2016 CAP Congress / Congrès de l'ACP 2016

Towards efficient second-order nonlinear optical processes in hollow-core photonic crystal fibres

15 Jun 2016, 08:30

30m

SITE H0104 (University of Ottawa)

Invited Speaker / Conférencier invité Division of Atomic, Molecular and Optical Physics, Canada / Division de la physique atomique, moléculaire et photonique, Canada (DAMOPC-DPAMPC) W1-9 Nonlinear Optics and High Field Physics (DAMOPC) / Optique non linéaire et physique en champs intenses (DPAMPC)

Speaker

Prof. Jean-Michel Ménard (University of Ottawa, Max Planck Institute for the Science of Light)

Description

Second-order solid-state nonlinear crystals are used for a wide variety of parametric frequency-conversion processes including the generation of second harmonic, degenerate entangled photon pairs and phase-locked terahertz transients. These crystals can have a high χ$^{(2)}$ coefficient enabling efficient nonlinear effects, but their spectral range of operation is limited because of their strong linear dispersion properties and their relatively narrow transmission window. Gas-filled hollow-core photonic crystal fibres (PCFs) are efficient nonlinear optical platforms featuring low-loss broadband guidance and tunable dispersion (via an adjustable gas pressure) [1]. However, both the gas and the glass are amorphous materials with a vanishingly small χ$^{(2)}$. Here we rely on a strong dc electric field E$_{dc}$, which breaks the centrosymmetry of the gas inside the fibre and induces an effective χ$^{(2)}$ $\propto$ χ$^{(3)}$E$_{dc}$, to enable a new design of second-order nonlinear medium with highly tunable linear properties [2]. We demonstrate the concept by monitoring the electric-field-induced second harmonic generation (EFISH) when pumping a xenon-filled kagomé PCF with nanosecond and femtosecond pulses at $\lambda$ $\sim$ 1 µm. A second harmonic (SH) signal is detected at Xe pressures where intermodal phase-matching is satisfied. For example, SH can be generated in the LP02 mode when the Xe pressure is 3.85 bar and the pump beam is launched into the fundamental LP01 mode. Also, by means of quasi-phase-matching (QPM) using a periodic electrode, we demonstrate generation of SH in the low-loss LP01 mode.
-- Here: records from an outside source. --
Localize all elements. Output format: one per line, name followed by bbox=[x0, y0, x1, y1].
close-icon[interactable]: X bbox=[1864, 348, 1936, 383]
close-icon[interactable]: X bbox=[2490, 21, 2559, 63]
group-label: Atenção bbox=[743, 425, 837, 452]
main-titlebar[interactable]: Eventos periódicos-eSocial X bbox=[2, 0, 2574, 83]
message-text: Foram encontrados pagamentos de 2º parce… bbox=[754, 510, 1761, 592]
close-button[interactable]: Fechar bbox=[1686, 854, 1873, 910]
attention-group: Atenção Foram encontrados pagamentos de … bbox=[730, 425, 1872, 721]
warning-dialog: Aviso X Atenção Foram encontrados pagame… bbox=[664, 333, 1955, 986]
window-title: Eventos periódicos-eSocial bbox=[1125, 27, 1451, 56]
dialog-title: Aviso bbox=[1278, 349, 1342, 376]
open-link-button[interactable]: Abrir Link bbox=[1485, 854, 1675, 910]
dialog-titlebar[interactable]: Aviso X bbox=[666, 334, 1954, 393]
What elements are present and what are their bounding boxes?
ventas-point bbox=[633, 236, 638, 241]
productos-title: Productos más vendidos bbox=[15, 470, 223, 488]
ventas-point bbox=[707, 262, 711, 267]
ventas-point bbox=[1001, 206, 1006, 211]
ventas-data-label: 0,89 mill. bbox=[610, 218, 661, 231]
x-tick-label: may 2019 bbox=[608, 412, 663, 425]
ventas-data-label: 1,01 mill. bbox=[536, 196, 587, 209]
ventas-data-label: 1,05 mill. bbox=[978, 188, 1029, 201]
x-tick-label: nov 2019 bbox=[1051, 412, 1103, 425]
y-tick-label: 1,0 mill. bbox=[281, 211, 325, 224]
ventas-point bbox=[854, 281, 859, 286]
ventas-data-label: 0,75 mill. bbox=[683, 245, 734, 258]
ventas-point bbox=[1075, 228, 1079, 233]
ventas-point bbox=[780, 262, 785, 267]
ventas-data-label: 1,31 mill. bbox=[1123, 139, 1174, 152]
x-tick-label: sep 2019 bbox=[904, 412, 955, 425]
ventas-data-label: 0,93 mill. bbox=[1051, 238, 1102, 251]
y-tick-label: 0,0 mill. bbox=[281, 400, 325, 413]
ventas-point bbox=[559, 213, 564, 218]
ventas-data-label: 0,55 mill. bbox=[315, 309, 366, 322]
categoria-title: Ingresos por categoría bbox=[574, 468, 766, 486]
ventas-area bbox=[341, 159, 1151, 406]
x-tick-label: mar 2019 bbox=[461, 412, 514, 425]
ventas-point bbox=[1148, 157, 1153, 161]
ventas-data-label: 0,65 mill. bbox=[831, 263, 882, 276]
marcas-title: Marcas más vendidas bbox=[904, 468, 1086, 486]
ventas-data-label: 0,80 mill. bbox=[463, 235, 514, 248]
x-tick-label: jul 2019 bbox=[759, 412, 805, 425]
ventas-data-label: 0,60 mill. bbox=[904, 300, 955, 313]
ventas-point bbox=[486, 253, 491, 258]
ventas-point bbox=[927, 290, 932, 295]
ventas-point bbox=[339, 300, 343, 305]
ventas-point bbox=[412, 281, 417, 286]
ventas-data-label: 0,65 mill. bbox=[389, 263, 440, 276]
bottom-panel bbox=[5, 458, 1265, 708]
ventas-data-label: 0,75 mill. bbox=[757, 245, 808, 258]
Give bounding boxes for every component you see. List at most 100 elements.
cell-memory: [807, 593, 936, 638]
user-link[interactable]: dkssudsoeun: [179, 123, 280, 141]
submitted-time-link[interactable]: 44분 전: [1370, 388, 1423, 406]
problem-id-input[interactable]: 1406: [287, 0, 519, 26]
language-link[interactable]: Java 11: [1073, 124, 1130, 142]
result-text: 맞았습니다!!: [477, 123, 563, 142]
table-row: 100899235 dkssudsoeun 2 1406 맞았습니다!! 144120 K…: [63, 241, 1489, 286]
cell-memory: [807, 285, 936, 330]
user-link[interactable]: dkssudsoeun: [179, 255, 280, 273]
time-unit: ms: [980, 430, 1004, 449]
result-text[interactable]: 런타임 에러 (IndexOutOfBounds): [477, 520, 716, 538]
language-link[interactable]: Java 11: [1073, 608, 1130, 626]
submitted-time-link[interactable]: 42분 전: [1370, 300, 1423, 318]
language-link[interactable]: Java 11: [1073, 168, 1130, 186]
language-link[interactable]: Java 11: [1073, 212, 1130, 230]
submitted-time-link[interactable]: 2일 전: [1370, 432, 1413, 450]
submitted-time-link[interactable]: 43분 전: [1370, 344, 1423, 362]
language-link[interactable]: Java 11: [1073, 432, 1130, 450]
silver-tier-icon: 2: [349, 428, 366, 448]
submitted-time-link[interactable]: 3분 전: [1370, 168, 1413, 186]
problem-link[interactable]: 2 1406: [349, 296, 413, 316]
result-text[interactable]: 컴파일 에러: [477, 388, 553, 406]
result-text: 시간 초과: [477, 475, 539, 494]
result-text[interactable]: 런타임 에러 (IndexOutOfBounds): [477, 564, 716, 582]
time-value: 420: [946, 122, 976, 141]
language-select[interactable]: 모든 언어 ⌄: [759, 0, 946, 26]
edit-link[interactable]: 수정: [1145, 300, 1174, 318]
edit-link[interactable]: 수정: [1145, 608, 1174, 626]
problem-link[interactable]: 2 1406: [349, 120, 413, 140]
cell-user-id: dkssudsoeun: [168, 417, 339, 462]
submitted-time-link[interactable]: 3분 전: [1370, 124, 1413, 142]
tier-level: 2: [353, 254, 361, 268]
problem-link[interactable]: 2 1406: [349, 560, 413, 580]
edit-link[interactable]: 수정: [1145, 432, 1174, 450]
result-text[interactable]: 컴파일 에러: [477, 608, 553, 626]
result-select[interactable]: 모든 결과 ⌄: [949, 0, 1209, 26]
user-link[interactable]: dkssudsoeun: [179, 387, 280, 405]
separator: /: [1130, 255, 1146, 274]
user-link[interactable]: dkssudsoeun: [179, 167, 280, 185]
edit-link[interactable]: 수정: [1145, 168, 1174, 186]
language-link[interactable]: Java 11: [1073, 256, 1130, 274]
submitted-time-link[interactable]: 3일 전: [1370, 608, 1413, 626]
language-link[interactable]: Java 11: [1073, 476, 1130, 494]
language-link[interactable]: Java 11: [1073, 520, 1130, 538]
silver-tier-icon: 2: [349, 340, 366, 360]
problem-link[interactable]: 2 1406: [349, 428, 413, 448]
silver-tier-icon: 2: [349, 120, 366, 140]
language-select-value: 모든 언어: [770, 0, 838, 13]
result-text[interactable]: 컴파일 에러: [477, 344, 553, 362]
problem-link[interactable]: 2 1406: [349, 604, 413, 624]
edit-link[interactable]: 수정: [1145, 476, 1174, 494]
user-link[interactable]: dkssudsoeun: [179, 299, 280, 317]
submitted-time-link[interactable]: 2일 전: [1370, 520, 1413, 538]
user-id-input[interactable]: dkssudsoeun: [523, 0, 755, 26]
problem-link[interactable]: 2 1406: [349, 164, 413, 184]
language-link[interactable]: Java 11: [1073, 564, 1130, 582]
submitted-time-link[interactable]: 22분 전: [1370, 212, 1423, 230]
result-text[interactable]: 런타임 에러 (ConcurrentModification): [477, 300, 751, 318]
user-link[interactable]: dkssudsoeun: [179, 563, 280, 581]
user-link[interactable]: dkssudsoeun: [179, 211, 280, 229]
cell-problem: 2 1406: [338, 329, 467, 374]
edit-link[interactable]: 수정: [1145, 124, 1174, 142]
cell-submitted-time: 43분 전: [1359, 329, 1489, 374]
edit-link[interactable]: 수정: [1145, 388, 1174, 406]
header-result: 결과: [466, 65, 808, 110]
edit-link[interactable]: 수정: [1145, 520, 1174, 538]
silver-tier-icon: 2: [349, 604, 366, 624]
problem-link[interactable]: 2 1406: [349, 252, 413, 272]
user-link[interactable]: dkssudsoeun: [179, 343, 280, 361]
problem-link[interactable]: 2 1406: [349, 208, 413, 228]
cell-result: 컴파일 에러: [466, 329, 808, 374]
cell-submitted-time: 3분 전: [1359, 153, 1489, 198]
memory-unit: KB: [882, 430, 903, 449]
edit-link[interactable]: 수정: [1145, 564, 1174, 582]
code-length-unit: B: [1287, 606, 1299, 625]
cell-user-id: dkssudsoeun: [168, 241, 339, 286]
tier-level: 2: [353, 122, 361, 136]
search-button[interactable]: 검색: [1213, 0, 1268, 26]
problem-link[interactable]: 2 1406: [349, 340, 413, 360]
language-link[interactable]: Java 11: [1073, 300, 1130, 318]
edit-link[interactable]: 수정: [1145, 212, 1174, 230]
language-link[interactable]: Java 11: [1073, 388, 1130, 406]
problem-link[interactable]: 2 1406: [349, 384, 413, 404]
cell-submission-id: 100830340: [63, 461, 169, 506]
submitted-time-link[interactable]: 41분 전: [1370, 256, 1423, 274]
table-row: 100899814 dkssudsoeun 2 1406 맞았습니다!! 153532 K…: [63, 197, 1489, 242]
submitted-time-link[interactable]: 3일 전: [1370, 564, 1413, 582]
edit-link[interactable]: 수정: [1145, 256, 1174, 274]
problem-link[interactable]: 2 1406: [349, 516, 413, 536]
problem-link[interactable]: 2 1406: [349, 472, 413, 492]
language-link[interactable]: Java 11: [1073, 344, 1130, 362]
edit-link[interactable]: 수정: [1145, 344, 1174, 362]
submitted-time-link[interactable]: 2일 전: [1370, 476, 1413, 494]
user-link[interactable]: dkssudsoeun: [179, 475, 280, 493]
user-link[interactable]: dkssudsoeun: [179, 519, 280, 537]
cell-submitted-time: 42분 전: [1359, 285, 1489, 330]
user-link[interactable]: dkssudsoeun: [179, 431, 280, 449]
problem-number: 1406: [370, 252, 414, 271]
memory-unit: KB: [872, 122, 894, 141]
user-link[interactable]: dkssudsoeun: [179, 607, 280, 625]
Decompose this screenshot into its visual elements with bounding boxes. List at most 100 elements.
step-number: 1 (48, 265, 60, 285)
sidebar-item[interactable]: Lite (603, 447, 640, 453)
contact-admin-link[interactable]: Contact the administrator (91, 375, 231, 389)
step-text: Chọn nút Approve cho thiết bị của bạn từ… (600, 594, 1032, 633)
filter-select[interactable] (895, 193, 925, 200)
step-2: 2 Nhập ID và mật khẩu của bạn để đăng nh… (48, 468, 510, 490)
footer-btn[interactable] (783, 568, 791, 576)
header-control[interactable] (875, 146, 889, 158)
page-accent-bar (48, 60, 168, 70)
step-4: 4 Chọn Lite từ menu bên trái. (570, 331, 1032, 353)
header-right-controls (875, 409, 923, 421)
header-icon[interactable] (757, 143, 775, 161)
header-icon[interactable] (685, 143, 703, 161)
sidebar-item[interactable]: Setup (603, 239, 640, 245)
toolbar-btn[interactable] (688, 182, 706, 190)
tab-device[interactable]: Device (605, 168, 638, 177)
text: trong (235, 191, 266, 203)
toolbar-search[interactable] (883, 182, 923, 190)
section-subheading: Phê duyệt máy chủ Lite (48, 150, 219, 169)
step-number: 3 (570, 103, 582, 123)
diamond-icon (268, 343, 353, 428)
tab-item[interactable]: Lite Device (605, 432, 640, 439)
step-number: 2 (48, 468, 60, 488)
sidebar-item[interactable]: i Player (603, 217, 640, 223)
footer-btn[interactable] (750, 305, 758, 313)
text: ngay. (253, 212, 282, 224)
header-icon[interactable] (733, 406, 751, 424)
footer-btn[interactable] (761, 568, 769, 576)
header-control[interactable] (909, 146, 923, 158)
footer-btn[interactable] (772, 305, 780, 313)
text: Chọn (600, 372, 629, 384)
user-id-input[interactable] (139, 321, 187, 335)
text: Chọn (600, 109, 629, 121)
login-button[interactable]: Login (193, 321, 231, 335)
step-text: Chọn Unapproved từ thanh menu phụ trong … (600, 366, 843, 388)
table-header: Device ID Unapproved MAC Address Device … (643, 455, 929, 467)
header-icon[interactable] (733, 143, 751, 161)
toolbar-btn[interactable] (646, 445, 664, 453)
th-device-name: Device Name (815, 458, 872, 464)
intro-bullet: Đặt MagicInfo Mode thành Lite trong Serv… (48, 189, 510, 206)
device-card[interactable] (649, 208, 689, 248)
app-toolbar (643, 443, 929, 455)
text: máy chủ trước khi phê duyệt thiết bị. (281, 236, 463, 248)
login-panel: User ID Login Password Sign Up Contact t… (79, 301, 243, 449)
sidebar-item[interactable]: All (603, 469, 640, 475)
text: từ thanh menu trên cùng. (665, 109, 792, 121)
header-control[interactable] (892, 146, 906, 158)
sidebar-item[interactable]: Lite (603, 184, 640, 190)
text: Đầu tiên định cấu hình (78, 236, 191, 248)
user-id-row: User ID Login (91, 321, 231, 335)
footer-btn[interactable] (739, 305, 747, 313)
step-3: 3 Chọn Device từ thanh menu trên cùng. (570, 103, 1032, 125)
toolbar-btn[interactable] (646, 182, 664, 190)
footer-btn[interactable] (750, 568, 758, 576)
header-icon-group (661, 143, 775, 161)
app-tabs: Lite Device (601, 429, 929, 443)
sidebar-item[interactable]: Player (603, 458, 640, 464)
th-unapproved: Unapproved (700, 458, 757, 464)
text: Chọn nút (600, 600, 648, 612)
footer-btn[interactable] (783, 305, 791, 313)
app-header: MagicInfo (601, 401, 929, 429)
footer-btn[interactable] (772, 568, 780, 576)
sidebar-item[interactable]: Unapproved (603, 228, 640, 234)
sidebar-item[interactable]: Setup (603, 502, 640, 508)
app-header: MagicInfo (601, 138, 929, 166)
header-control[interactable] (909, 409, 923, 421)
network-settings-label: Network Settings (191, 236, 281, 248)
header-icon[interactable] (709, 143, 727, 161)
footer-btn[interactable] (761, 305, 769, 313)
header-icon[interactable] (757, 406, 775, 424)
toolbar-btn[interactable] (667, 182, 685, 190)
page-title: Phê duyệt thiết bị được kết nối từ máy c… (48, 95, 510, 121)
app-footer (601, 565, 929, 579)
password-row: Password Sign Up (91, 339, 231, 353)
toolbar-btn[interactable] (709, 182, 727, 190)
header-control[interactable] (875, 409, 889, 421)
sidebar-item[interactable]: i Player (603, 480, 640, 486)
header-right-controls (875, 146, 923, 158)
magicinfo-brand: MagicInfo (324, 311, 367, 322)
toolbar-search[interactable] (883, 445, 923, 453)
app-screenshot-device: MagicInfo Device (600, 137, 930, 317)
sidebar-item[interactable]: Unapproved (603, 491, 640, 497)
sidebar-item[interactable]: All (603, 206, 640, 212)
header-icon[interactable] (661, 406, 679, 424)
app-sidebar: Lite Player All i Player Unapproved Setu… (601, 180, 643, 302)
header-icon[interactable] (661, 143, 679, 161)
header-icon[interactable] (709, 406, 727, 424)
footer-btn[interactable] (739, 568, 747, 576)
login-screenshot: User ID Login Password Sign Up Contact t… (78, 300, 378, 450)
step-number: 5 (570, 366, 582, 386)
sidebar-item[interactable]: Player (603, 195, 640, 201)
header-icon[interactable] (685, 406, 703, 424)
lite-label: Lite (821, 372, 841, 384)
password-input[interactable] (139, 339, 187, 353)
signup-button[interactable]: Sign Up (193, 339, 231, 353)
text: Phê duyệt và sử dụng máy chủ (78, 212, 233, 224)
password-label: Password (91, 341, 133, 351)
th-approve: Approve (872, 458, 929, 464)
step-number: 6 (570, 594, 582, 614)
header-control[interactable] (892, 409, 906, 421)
We observe a maximum conversion efficiency of 2.5 $\times$ 10$^{-3}$ % with a non-optimized electrode configuration and we discuss modified designs that will lead to larger electric-field-induced optical nonlinearities. [1] P. St.J. Russell et al. Hollow-core photonic crystal fibres for gas-based nonlinear optics. Nature Photonics 8, 278 (2014). [2] J.-M. Ménard and P. St.J. Russell. Phase-matched electric-field-induced second-harmonic generation in Xe-filled hollow-core photonic crystal fiber. Optics Letters 40, 3679 (2015).